An additional factor may include the desire to improve operational efficiencies with structural adjustments to existing production lines and adaptation of current products. This may result in excess capacity and thus provide sufficient reason for the introduction of new SKUs. Sadly many of these new products fail primarily because they are often a little more than filler products that end up being the least profitable- contributing little or nothing to the bottom line but bringing about significant increases in production and packaging costs.

If the truth be told, line extensions do not necessarily increase demand. If demand is limited within a product category, any additions to that category will remain insignificant. It will cannibalize the existing parent brand by encouraging consumers to switch to alternatives thereby whittling down the overall impact, profitability and equity of that brand.

The temptation to stretch a brand’s equity to full advantage is great but the consequent dilution of its essence and erosion of its credibility hardly makes it a worthwhile venture.
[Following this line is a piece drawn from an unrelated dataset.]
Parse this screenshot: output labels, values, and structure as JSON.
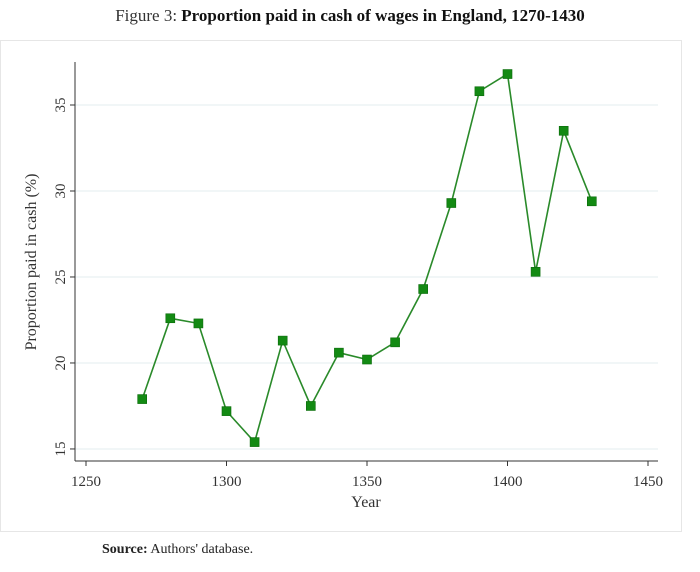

Managers should instead focus their energies on building strong brands with a genuine value proposition and an immutable brand promise. Only with this can a company successfully reinvent itself and provide the much needed bulwark against the activities of competitors.

Thanks for another great and inspiring article!

Elikplim Dzrekey said...

i find article very interesting but could it not be seen from this anglr too;
1. its not alwways easy to extend down, referring to the case of Guinness extra smooth, contrary to the Nigerian senario, Ghana was a flop because SAB's Castle could not allow extra extra smooth to encroch its turf hence created a perception to the target market as it being a watered down version of the foriegn extra stout.
2. GulderMax could be an exeptional in terms of loosing its ultimateness, my reason being that Gulder is placed as a local premium brand unlike star which is mainstream, it percieved that lager drinkers are promiscuous hence could reflect in their purchase patten since premium comes with extra value.
3.Must a brands potential to expand depend on its strengh and rather not the market or consumer needs and preferences. i stand to be corrected but i think innovation in reference to product line succeed mostly by chance within the 6th to 12 month and not strengh.